I am the beekeeper. Brian , I can tell you those brood nests are perfectly straight. Michael if you cannot see the bees in the background your probably in need of better lenses and maybe you should re-evaluate your idiot comment to concern yourself. The pesticide sign is on an adjacent alfalfa field from where my bees are contracted in to an Alfalfa seed job. They have different owners and are being sprayed with a chemical probably advertised as Mustang. For an alfalfa weevil. I was contacted by the pesticide company and they were supposed to spray at night or in the early morning hours. Wether they did or not I do not know.
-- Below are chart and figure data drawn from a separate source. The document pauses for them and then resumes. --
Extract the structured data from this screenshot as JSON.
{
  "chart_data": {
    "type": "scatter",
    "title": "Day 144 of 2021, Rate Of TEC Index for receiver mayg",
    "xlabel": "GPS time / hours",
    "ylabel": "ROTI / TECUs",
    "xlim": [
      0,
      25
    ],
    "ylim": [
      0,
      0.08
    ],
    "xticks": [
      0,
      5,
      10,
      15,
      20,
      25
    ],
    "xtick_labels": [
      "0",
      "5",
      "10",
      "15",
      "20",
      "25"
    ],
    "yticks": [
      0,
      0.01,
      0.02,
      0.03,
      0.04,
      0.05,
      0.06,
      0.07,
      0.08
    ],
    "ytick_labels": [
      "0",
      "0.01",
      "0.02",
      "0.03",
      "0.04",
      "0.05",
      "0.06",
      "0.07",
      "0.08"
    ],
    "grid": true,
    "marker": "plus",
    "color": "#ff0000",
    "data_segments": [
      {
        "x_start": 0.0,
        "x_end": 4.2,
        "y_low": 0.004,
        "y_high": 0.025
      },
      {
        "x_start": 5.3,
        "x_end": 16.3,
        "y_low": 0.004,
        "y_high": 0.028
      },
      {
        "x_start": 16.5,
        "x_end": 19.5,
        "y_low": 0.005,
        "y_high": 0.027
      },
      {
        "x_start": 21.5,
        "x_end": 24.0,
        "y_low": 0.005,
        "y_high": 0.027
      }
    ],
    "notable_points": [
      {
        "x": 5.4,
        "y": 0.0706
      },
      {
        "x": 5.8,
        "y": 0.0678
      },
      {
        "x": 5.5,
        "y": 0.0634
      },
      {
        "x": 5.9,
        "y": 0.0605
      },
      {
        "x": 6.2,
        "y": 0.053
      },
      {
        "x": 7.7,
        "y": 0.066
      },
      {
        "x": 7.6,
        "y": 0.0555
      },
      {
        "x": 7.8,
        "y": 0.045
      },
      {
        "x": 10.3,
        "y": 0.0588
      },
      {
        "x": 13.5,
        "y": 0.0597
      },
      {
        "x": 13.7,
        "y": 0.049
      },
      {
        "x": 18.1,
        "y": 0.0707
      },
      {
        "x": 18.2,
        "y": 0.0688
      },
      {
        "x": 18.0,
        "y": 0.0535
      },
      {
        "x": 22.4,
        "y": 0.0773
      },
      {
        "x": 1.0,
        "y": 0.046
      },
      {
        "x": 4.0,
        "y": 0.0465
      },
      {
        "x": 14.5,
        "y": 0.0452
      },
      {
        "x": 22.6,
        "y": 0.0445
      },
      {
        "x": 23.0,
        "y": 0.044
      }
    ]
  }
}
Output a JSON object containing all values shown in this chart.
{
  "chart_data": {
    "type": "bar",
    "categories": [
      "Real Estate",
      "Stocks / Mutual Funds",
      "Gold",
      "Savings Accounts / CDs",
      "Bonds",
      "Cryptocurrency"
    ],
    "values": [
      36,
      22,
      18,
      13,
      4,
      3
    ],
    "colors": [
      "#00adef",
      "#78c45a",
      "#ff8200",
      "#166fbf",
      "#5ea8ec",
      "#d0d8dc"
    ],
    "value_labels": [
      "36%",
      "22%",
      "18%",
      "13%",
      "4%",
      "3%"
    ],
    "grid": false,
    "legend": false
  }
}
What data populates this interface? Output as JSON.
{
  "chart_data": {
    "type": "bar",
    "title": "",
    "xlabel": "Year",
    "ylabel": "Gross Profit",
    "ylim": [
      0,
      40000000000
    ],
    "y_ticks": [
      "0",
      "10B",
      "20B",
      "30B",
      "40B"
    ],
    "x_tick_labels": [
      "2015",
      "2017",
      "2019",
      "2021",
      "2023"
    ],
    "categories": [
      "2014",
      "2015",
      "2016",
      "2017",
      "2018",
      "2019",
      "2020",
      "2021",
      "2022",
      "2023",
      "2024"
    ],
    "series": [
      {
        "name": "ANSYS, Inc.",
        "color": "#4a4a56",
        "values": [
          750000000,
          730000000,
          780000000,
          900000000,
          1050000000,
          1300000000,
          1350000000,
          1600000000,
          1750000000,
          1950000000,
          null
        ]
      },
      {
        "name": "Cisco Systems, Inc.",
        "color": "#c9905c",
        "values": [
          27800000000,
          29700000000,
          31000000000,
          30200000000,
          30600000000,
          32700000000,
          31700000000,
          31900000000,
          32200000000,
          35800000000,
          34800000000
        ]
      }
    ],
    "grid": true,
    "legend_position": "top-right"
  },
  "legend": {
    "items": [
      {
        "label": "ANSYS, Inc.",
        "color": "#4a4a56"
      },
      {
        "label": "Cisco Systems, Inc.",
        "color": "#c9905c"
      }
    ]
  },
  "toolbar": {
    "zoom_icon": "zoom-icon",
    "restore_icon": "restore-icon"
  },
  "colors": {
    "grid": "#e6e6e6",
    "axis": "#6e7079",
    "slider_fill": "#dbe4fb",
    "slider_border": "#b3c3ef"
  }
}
I came to check the bees today and ran into this sign. If its dangerous enough for me to enter then how is it not dangerous for my bees 30 feet away. That was the irony of the whole picture. This photo speaks a thousand words about how we as beekeepers and people alike are constantly bombarded by pesticides. This year, in my valley has been the worst year ever. Michael, you are definitely missing something.


----------



## MichaelShantz (May 9, 2010)

Thanks for providing more information. Perhaps if you were to offer to pay the owner of the alfalfa grower for any weevil damage he would agree not to spray. At any rate they are apparently spraying at night in consideration of your interests. What are you doing in consideration of their interests? Are you opposed to all pesticide usage despite their great positive benefits? Are the two alfalfa growers cooperating with one another? What would be the correct arrangement between you and the alfalfa guys? I think it bears looking at from both sides. Now it turns out that the photo was indeed misleading. The other parties appear to be acting professionally.


----------